BioFlows Architecture¶

There are two major tiers that makeup BioFlows Framework. this section describes these two major tiers and outlines their structure, layers, and tools.

In addition, we describe the methods and protocols used in establishing bidirectional communication among different microservices.

(Cluster/Server) Tier¶

This tier consists of all tools and different daemonized microservices which makes up the runtime and the distributed execution environment of BioFlows Framework and ensures consistent and scalable cloud environment.

Pipelines run in a fully distributed, resilient and fault tolerant environment, this tier consists of many layers which communicate among each other to provide consistency, durability, fault tolerance and speed for running different computational pipelines.
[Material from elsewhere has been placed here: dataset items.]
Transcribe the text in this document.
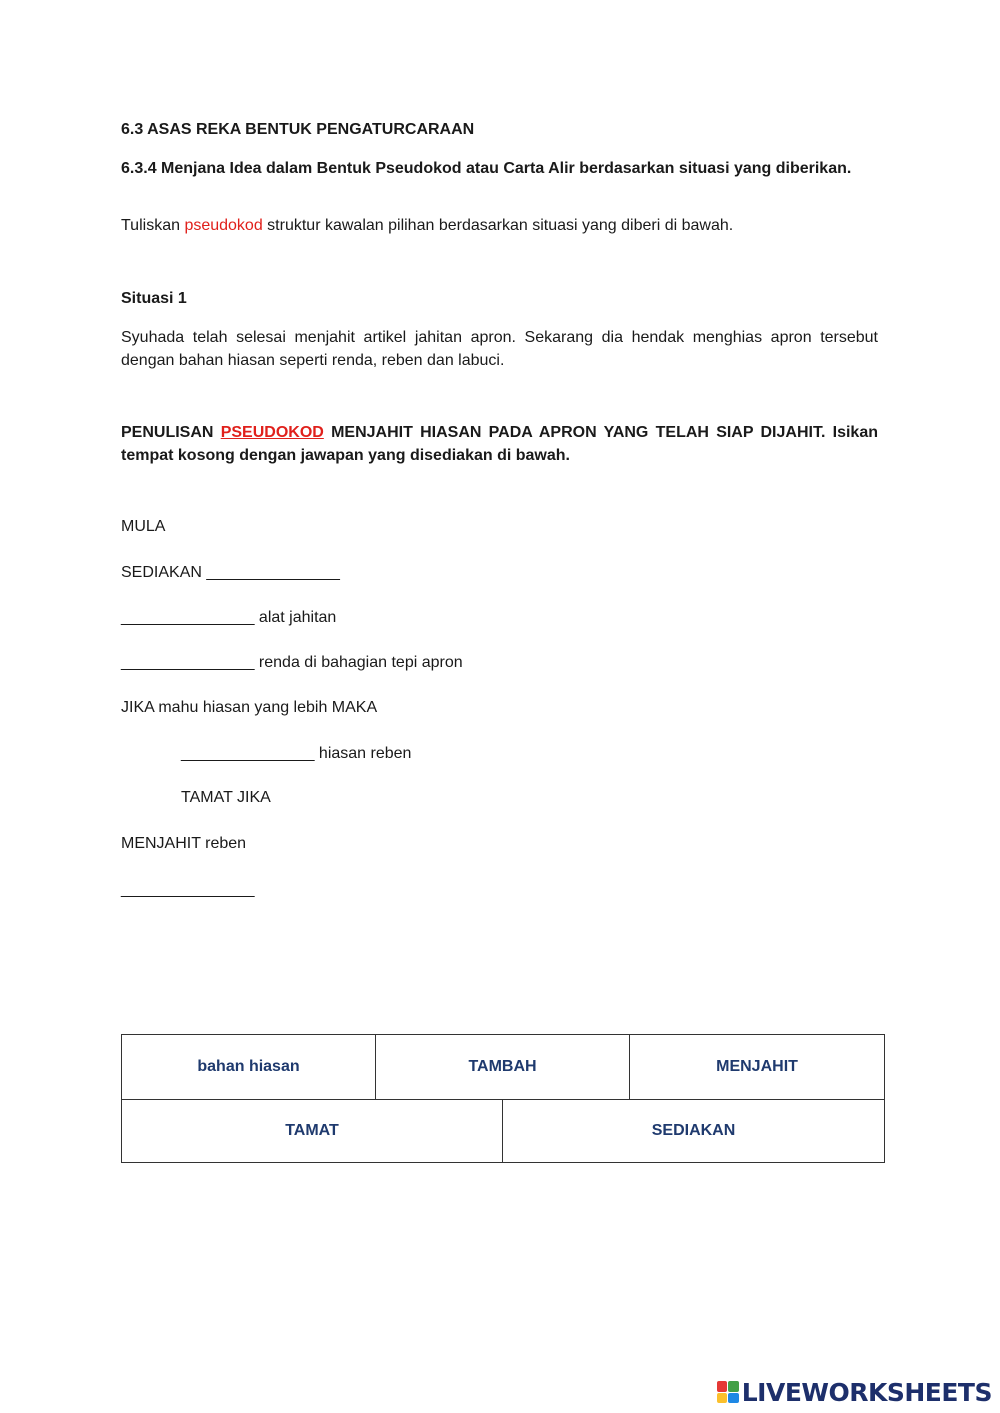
6.3 ASAS REKA BENTUK PENGATURCARAAN
6.3.4 Menjana Idea dalam Bentuk Pseudokod atau Carta Alir berdasarkan situasi yang diberikan.
Tuliskan pseudokod struktur kawalan pilihan berdasarkan situasi yang diberi di bawah.
Situasi 1
Syuhada telah selesai menjahit artikel jahitan apron. Sekarang dia hendak menghias apron tersebut dengan bahan hiasan seperti renda, reben dan labuci.
PENULISAN PSEUDOKOD MENJAHIT HIASAN PADA APRON YANG TELAH SIAP DIJAHIT. Isikan tempat kosong dengan jawapan yang disediakan di bawah.
MULA
SEDIAKAN _______________
_______________ alat jahitan
_______________ renda di bahagian tepi apron
JIKA mahu hiasan yang lebih MAKA
_______________ hiasan reben
TAMAT JIKA
MENJAHIT reben
_______________
bahan hiasan	TAMBAH		MENJAHIT
TAMAT		SEDIAKAN	
LIVEWORKSHEETS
The following figure (1-1) explains the structure of this component, its layers and then we move deeper into intricate details of how all these layers and tools communicate to achieve fully distributed and resilient execution cloud environment.
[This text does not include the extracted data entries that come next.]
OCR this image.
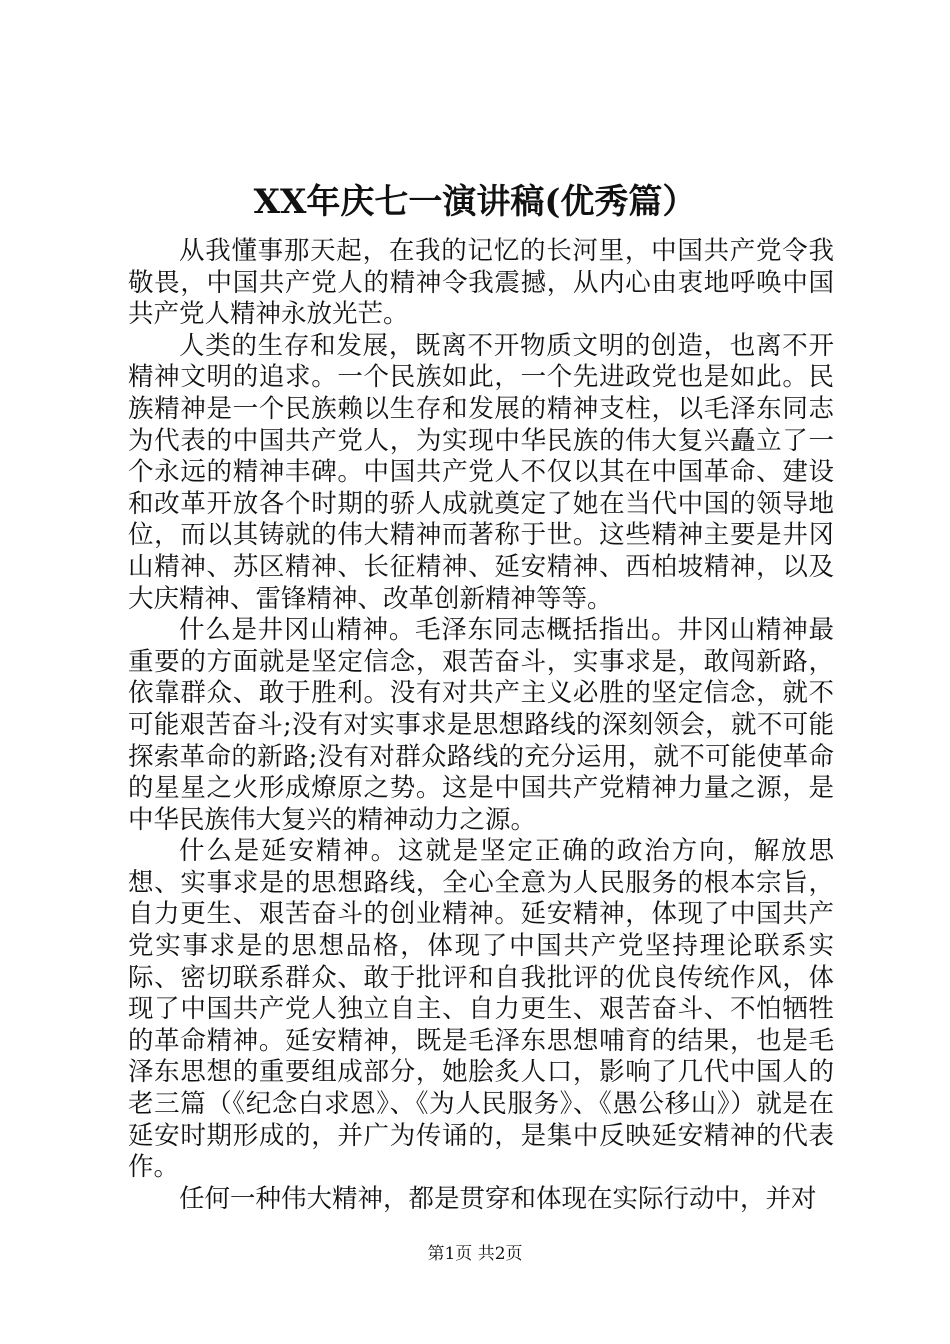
XX年庆七一演讲稿(优秀篇）

从我懂事那天起，在我的记忆的长河里，中国共产党令我敬畏，中国共产党人的精神令我震撼，从内心由衷地呼唤中国共产党人精神永放光芒。

人类的生存和发展，既离不开物质文明的创造，也离不开精神文明的追求。一个民族如此，一个先进政党也是如此。民族精神是一个民族赖以生存和发展的精神支柱，以毛泽东同志为代表的中国共产党人，为实现中华民族的伟大复兴矗立了一个永远的精神丰碑。中国共产党人不仅以其在中国革命、建设和改革开放各个时期的骄人成就奠定了她在当代中国的领导地位，而以其铸就的伟大精神而著称于世。这些精神主要是井冈山精神、苏区精神、长征精神、延安精神、西柏坡精神，以及大庆精神、雷锋精神、改革创新精神等等。

什么是井冈山精神。毛泽东同志概括指出。井冈山精神最重要的方面就是坚定信念，艰苦奋斗，实事求是，敢闯新路，依靠群众、敢于胜利。没有对共产主义必胜的坚定信念，就不可能艰苦奋斗;没有对实事求是思想路线的深刻领会，就不可能探索革命的新路;没有对群众路线的充分运用，就不可能使革命的星星之火形成燎原之势。这是中国共产党精神力量之源，是中华民族伟大复兴的精神动力之源。

什么是延安精神。这就是坚定正确的政治方向，解放思想、实事求是的思想路线，全心全意为人民服务的根本宗旨，自力更生、艰苦奋斗的创业精神。延安精神，体现了中国共产党实事求是的思想品格，体现了中国共产党坚持理论联系实际、密切联系群众、敢于批评和自我批评的优良传统作风，体现了中国共产党人独立自主、自力更生、艰苦奋斗、不怕牺牲的革命精神。延安精神，既是毛泽东思想哺育的结果，也是毛泽东思想的重要组成部分，她脍炙人口，影响了几代中国人的老三篇（《纪念白求恩》、《为人民服务》、《愚公移山》）就是在延安时期形成的，并广为传诵的，是集中反映延安精神的代表作。

任何一种伟大精神，都是贯穿和体现在实际行动中，并对

第1页 共2页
As Shown in the picture above, The cluster/server tier is composed of multiple layers stacked together to form a solid distributed, resilient, fault tolerant and scalable cloud runtime environment where different pipelines run to achieve speed, consistency, and reliability.

The image shows the level of abstraction for each layer starting from BioFlows OS Base Images way up to Bioflows Runtime Layer, the following section describes each layer in detail.

BioFlows OS Images¶

BioFlows Framework allows computational pipelines to run onto different cloud containers, each step or tool in a pipeline, when scheduled by Cluster Scheduler, will run on its own container.

These containers run on a homogenous unified Operating system image where they share all basic computational tools and dependencies.

Moreover , the job executor on each container makes sure that each tool has its own dependencies resolved and installed in the container before the tool run.

Otherwise, the job executor reports back any errors or failure to the job manager which spawned the container, we will discuss the coordination logic later in this paper

Cloud Containerization Layer¶

This layer consists of the underlying Unix/Linux Containerization technology, which is used by the Job manager to spawn new containers on a host node, BioFlows framework supports Docker and Singularity Containers.

In addition, BioFlows was built with flexibility and extensibility in mind and thus can accommodate other containerization technology.

BioFlows Coordination Layer¶

BioFlows Framework is a scalable distributed Ecosystem for managing massively parallel computational pipelines over a cluster of host machines.

BioFlows has a distributed queue management system, network protocols like AMQP, RPC (Remote procedure calls) used for direct microservice-to-microservice communications, intelligent resource allocation and leader election algorithms implemented in the cluster manager microservice.

In addition, BioFlows has a shared File System where intermediate and final results from different running tools are stored, this file system is shared among containers instances and mounted automatically for each container during the spawning process by the job manager.

Furthermore, BioFlows has consul which is a service mesh solution providing a full-featured control plane for service discovery, configuration and segmentation functionality in fully automated and distributed environment.

Moreover, consul is being used as orchestrator to build cluster topologies on the fly and to act as a distributed in-memory key value store, where transient configurations and data are being stored and shared among different container instances during execution.

Furthermore , BioFlows Framework uses consul as a distributed DNS Store where different microservices can discover other services for direct communication in a fully automated way.

BioFlows Runtime Layer¶

This layer consists of major BioFlows microservices and tools that coordinate between each others and make up BioFlows distributed system. These tools include Cluster Manager , Job Managers, and job executors.

Client Tier - Client Toolkit¶

BioFlows also has client toolkit which consists of a set of different command line tools which can be used to author new computational pipelines , validate a pipeline, communicate with BioFlows Biohub to submit or retrieve pipelines and/or tools, communicate with BioFlows Cluster and many other functionalities.